Saudi Aramco, the world’s largest oil-exporting company, has pledged to become a net-zero enterprise by 2050, its chief said, shortly after the kingdom announced its aim to achieve zero carbon emissions by 2060.
There is a need to work on existing energy sources in parallel with investing in new sources, Mr. Amin Nasser, Chief Executive Officer (CEO) of Aramco said during the Saudi Green Initiative forum.
“Saudi Aramco will aim to achieve the ambition of being net-zero from our operations by 2050. The road will be complex but I am confident we can meet them and accelerate our efforts to a low-carbon future,” Mr. Nasser noted.
Aramco’s net-zero pledge applies to emissions from the company’s own operations or from the generation of power and heat to its assets, classified as Scope 1 and Scope 2. It doesn’t apply to Scope 3, which is generated by customers burning its fuels and makes up more than 80 percent of the company’s total emissions.
Mr.
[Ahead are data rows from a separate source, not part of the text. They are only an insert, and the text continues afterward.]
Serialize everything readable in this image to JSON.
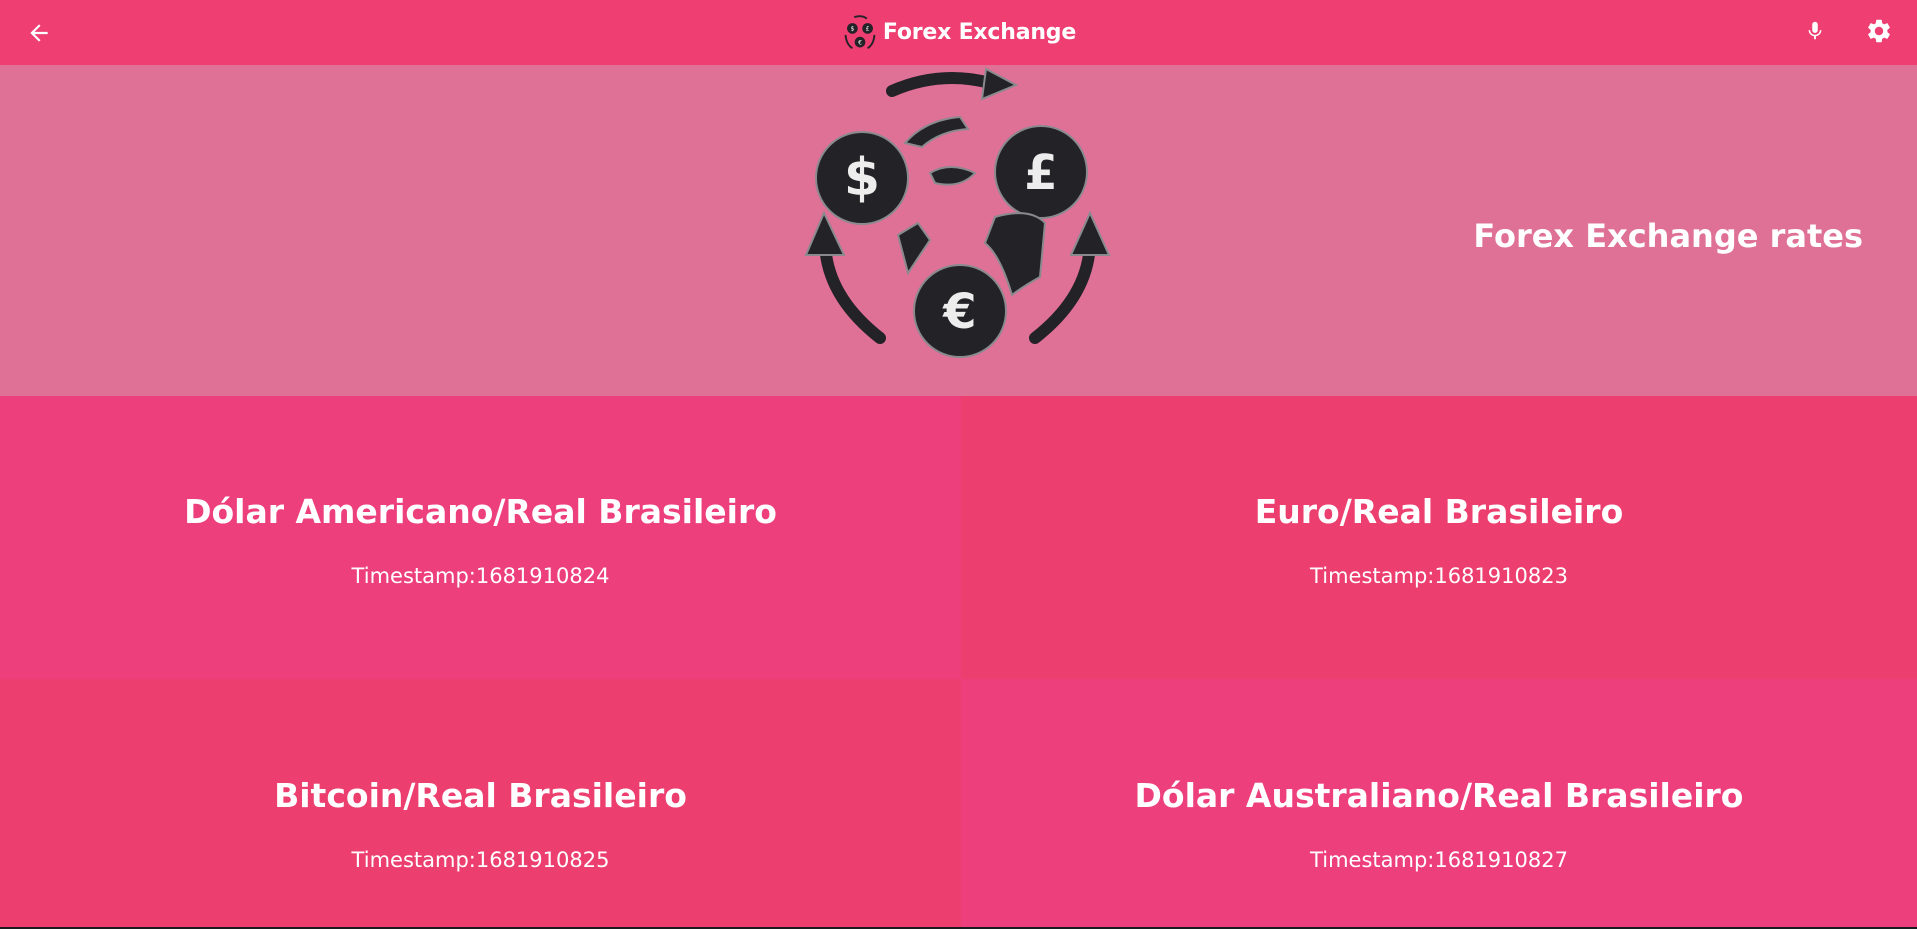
{
  "colors": {
    "appbar_bg": "#ee3e72",
    "hero_bg": "#df7096",
    "tile_pink": "#ee3f7d",
    "tile_red": "#ec3e6f",
    "text": "#ffffff",
    "logo_dark": "#232227"
  },
  "appbar": {
    "back_icon": "arrow-left-icon",
    "title": "Forex Exchange",
    "mic_icon": "microphone-icon",
    "settings_icon": "gear-icon"
  },
  "hero": {
    "logo_icon": "currency-exchange-globe-icon",
    "heading": "Forex Exchange rates"
  },
  "tiles": [
    {
      "pair": "Dólar Americano/Real Brasileiro",
      "timestamp": "Timestamp:1681910824",
      "color": "#ee3f7d"
    },
    {
      "pair": "Euro/Real Brasileiro",
      "timestamp": "Timestamp:1681910823",
      "color": "#ec3e6f"
    },
    {
      "pair": "Bitcoin/Real Brasileiro",
      "timestamp": "Timestamp:1681910825",
      "color": "#ec3e6f"
    },
    {
      "pair": "Dólar Australiano/Real Brasileiro",
      "timestamp": "Timestamp:1681910827",
      "color": "#ee3f7d"
    }
  ]
}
Nasser, while making the announcement, expressed his concern for the “fast” decline in global spare capacity, which he put at 3 million to 4 million barrels a day currently, due to the reopening of economies around the world. So, Saudi Aramco will keep investing in building crude production capacity.
“While maintaining our existing resources and growing it over the next 10 years, we will be achieving net-zero by 2050, so we’re not abandoning our existing sources of energy, at the same time we have big investment in renewables through hydrogen, non-combustible uses of oil like crude to chemicals, non-metallics,” Mr. Nasser said.
In line with the COP26 climate summit, several countries have pledged to aim for net-zero emissions by 2050, while global airlines, banks and other companies are also targeting the mid-century goal.
“This is a historical announcement. It will create the right platforms for Saudi Aramco and other entities in the kingdom to follow suit,” Mr. Nasser said.
Saudi Aramco’s pledge is similar to those made by European energy majors such as Royal Dutch Shell and BP, and it puts the company ahead of US firms Chevron and Exxon Mobil.
The year 2050 has become a focus for carbon neutrality, defined as attaining a balance between emitting carbon and absorbing carbon from the atmosphere.